Despite all the craziness surrounding the current global pandemic, there’s one group who couldn’t be happier that we’re all stuck at home: our dogs. Those little cuties probably think they’ve hit the lottery with owners who are always around to give them snuggles, play time, and treats — but it’s important to make sure they don’t get too attached.

When we’re all eventually able to return to our offices, travel, or just go out, it means we’ll be spending less time with our pups and there’s a good chance they’ll get struck with some separation anxiety. “With such an overload of quality time with their families, dogs are building up a huge reservoir of over-dependency,” Dr. Roger Mugford, the veterinarian responsible for training Queen Elizabeth’s corgis, recently explained to the Guardian

According to Mugford, we should be taking structured, short periods of separation from our dogs. He’s advising his clients (royal or not) to “self-isolate” from their pooches for about 30 minutes several times a day to prepare them for post-quarantine life without us around as much. 
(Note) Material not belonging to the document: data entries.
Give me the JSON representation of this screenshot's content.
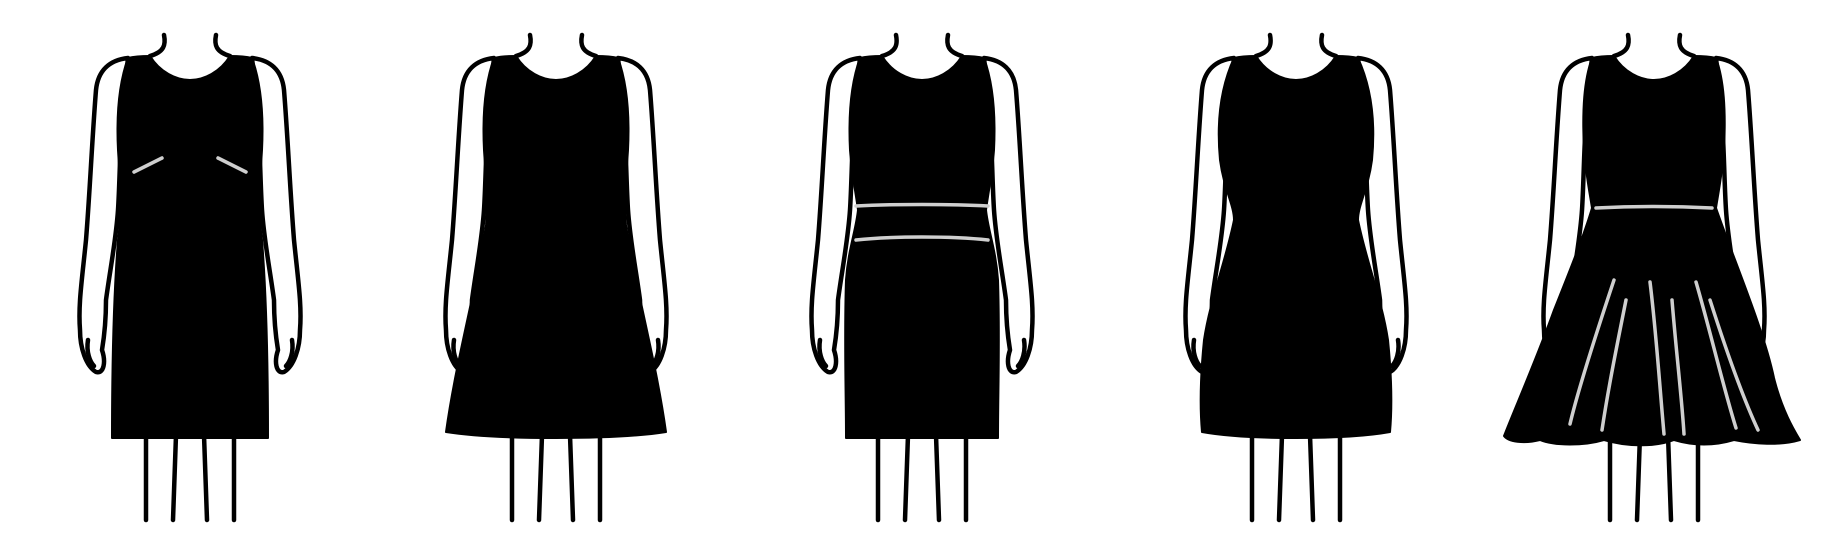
{
  "figures": [
    {
      "style": "sheath-with-darts",
      "skirt": "straight",
      "detail": "bust-darts"
    },
    {
      "style": "a-line",
      "skirt": "a-line",
      "detail": "none"
    },
    {
      "style": "sheath-with-waistband",
      "skirt": "straight",
      "detail": "waistband"
    },
    {
      "style": "fit-and-flare",
      "skirt": "flare",
      "detail": "none"
    },
    {
      "style": "fit-and-flare-pleated",
      "skirt": "godet-flare",
      "detail": "waist-seam-and-pleats"
    }
  ],
  "colors": {
    "background": "#ffffff",
    "dress": "#000000",
    "outline": "#000000",
    "seam": "#cfcfcf"
  }
}
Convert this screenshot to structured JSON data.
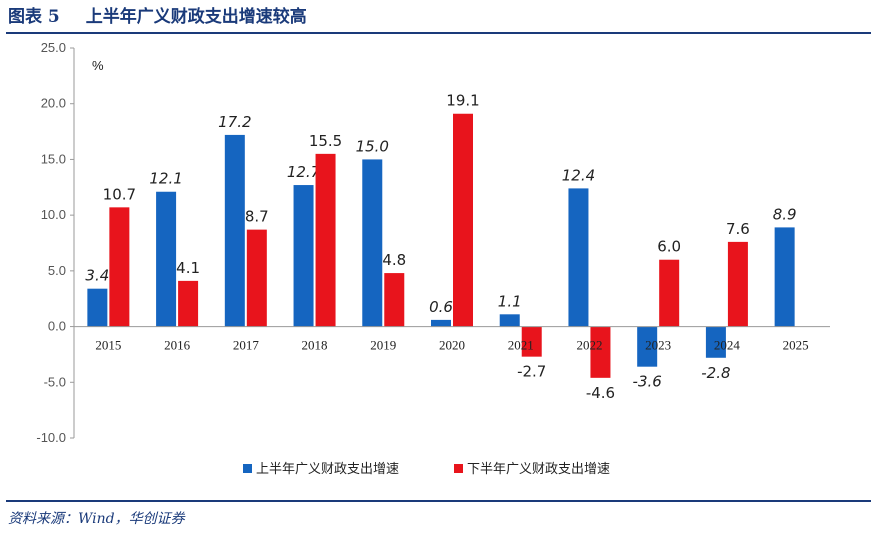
{
  "header": {
    "label": "图表 5",
    "title": "上半年广义财政支出增速较高"
  },
  "footer": {
    "source": "资料来源：Wind，华创证券"
  },
  "colors": {
    "h1": "#1565c0",
    "h2": "#e8141c",
    "rule": "#1a3a7a"
  },
  "chart_data": {
    "type": "bar",
    "unit": "%",
    "categories": [
      "2015",
      "2016",
      "2017",
      "2018",
      "2019",
      "2020",
      "2021",
      "2022",
      "2023",
      "2024",
      "2025"
    ],
    "series": [
      {
        "name": "上半年广义财政支出增速",
        "values": [
          3.4,
          12.1,
          17.2,
          12.7,
          15.0,
          0.6,
          1.1,
          12.4,
          -3.6,
          -2.8,
          8.9
        ],
        "labels": [
          "3.4",
          "12.1",
          "17.2",
          "12.7",
          "15.0",
          "0.6",
          "1.1",
          "12.4",
          "-3.6",
          "-2.8",
          "8.9"
        ]
      },
      {
        "name": "下半年广义财政支出增速",
        "values": [
          10.7,
          4.1,
          8.7,
          15.5,
          4.8,
          19.1,
          -2.7,
          -4.6,
          6.0,
          7.6,
          null
        ],
        "labels": [
          "10.7",
          "4.1",
          "8.7",
          "15.5",
          "4.8",
          "19.1",
          "-2.7",
          "-4.6",
          "6.0",
          "7.6",
          null
        ]
      }
    ],
    "ylim": [
      -10,
      25
    ],
    "yticks": [
      "25.0",
      "20.0",
      "15.0",
      "10.0",
      "5.0",
      "0.0",
      "-5.0",
      "-10.0"
    ],
    "legend_position": "bottom",
    "grid": false
  }
}
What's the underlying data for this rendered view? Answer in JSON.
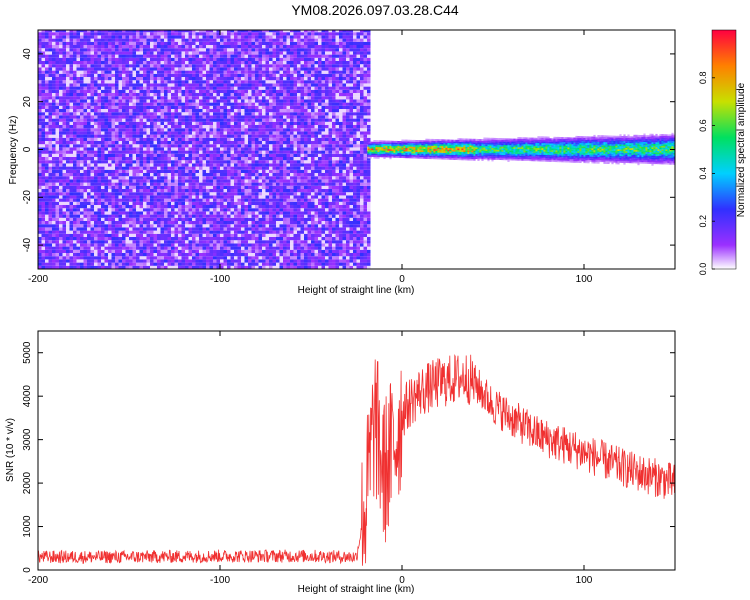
{
  "title": "YM08.2026.097.03.28.C44",
  "colors": {
    "snr_line": "#f03030",
    "frame": "#000000"
  },
  "chart_data": [
    {
      "type": "heatmap",
      "xlabel": "Height of straight line (km)",
      "ylabel": "Frequency (Hz)",
      "xlim": [
        -200,
        150
      ],
      "ylim": [
        -50,
        50
      ],
      "xticks": [
        -200,
        -100,
        0,
        100
      ],
      "yticks": [
        -40,
        -20,
        0,
        20,
        40
      ],
      "colorbar": {
        "label": "Normalized spectral amplitude",
        "range": [
          0,
          1
        ],
        "ticks": [
          "0.0",
          "0.2",
          "0.4",
          "0.6",
          "0.8"
        ],
        "colormap": "hsv-rainbow"
      },
      "noise_region": {
        "x_range": [
          -200,
          -19
        ],
        "y_range": [
          -50,
          50
        ],
        "level_range": [
          0.05,
          0.25
        ]
      },
      "signal_band": {
        "x_range": [
          -19,
          150
        ],
        "center_freq": 0,
        "peak_level": 0.95,
        "half_width_hz": 3
      }
    },
    {
      "type": "line",
      "xlabel": "Height of straight line (km)",
      "ylabel": "SNR (10 * v/v)",
      "xlim": [
        -200,
        150
      ],
      "ylim": [
        0,
        5500
      ],
      "xticks": [
        -200,
        -100,
        0,
        100
      ],
      "yticks": [
        0,
        1000,
        2000,
        3000,
        4000,
        5000
      ],
      "series": [
        {
          "x": [
            -200,
            -150,
            -100,
            -50,
            -25,
            -20,
            -15,
            -10,
            -5,
            0,
            5,
            10,
            20,
            30,
            35,
            40,
            50,
            60,
            75,
            100,
            125,
            150
          ],
          "y": [
            300,
            300,
            320,
            320,
            300,
            1500,
            3500,
            2200,
            2800,
            3600,
            3900,
            4100,
            4300,
            4400,
            4450,
            4300,
            3800,
            3500,
            3100,
            2700,
            2300,
            2000
          ]
        }
      ]
    }
  ]
}
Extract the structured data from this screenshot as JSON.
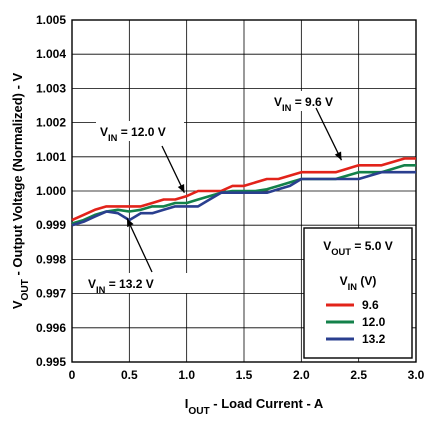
{
  "chart_data": {
    "type": "line",
    "x": [
      0,
      0.1,
      0.2,
      0.3,
      0.4,
      0.5,
      0.6,
      0.7,
      0.8,
      0.9,
      1.0,
      1.1,
      1.2,
      1.3,
      1.4,
      1.5,
      1.6,
      1.7,
      1.8,
      1.9,
      2.0,
      2.1,
      2.2,
      2.3,
      2.4,
      2.5,
      2.6,
      2.7,
      2.8,
      2.9,
      3.0
    ],
    "series": [
      {
        "name": "9.6",
        "color": "#e2231a",
        "values": [
          0.99915,
          0.9993,
          0.99945,
          0.99955,
          0.99955,
          0.99955,
          0.99955,
          0.99965,
          0.99975,
          0.99975,
          0.99985,
          1.0,
          1.0,
          1.0,
          1.00015,
          1.00015,
          1.00025,
          1.00035,
          1.00035,
          1.00045,
          1.00055,
          1.00055,
          1.00055,
          1.00055,
          1.00065,
          1.00075,
          1.00075,
          1.00075,
          1.00085,
          1.00095,
          1.00095
        ]
      },
      {
        "name": "12.0",
        "color": "#13814a",
        "values": [
          0.99905,
          0.99915,
          0.9993,
          0.9994,
          0.99945,
          0.9994,
          0.99945,
          0.99955,
          0.99955,
          0.99965,
          0.99965,
          0.99975,
          0.99985,
          0.99995,
          1.0,
          1.0,
          1.0,
          1.00005,
          1.00015,
          1.00025,
          1.00035,
          1.00035,
          1.00035,
          1.00035,
          1.00045,
          1.00055,
          1.00055,
          1.00055,
          1.00065,
          1.00075,
          1.00075
        ]
      },
      {
        "name": "13.2",
        "color": "#2a3f8f",
        "values": [
          0.999,
          0.9991,
          0.99925,
          0.9994,
          0.99935,
          0.99915,
          0.99935,
          0.99935,
          0.99945,
          0.99955,
          0.99955,
          0.99955,
          0.99975,
          0.99995,
          0.99995,
          0.99995,
          0.99995,
          0.99995,
          1.00005,
          1.00015,
          1.00035,
          1.00035,
          1.00035,
          1.00035,
          1.00035,
          1.00035,
          1.00045,
          1.00055,
          1.00055,
          1.00055,
          1.00055
        ]
      }
    ],
    "xlabel_main": "I",
    "xlabel_sub": "OUT",
    "xlabel_rest": " - Load Current - A",
    "ylabel_main": "V",
    "ylabel_sub": "OUT",
    "ylabel_rest": " - Output Voltage (Normalized) - V",
    "xlim": [
      0,
      3.0
    ],
    "ylim": [
      0.995,
      1.005
    ],
    "xticks": [
      "0",
      "0.5",
      "1.0",
      "1.5",
      "2.0",
      "2.5",
      "3.0"
    ],
    "yticks": [
      "0.995",
      "0.996",
      "0.997",
      "0.998",
      "0.999",
      "1.000",
      "1.001",
      "1.002",
      "1.003",
      "1.004",
      "1.005"
    ],
    "grid": true,
    "legend": {
      "placement": "bottom-right",
      "header_main": "V",
      "header_sub": "OUT",
      "header_rest": " = 5.0 V",
      "subheader_main": "V",
      "subheader_sub": "IN",
      "subheader_rest": " (V)"
    },
    "annotations": [
      {
        "main": "V",
        "sub": "IN",
        "rest": " = 9.6 V",
        "arrow_x": 2.35,
        "arrow_y": 1.0009
      },
      {
        "main": "V",
        "sub": "IN",
        "rest": " = 12.0 V",
        "arrow_x": 0.98,
        "arrow_y": 0.99995
      },
      {
        "main": "V",
        "sub": "IN",
        "rest": " = 13.2 V",
        "arrow_x": 0.48,
        "arrow_y": 0.9992
      }
    ]
  }
}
It might break your heart to think about willingly spending less time with your dog while hunkered down (especially when they give you those puppy dog eyes), but it makes sense that it can help them in the long run. This way, you won’t have to worry as much about them acting up — like chewing up shoes or doing their bathroom duty inside — when you do venture back out.

The queen is likely following the same advice with her beloved corgis, too. Mugford described her as an “amazing dog owner and good dog trainer.” In fact, despite being brought to the palace to help calm down a brood of competitive pups who got into fights often, the vet says Elizabeth is a “bloody good trainer in her own right.” Sounds like she could have had a career working with pooches if the whole monarchy business didn’t take precedence.

Whether or not you and your pup live in a palace, with a little effort, humans and canines can all emerge as happy and healthy as possible from this strange time.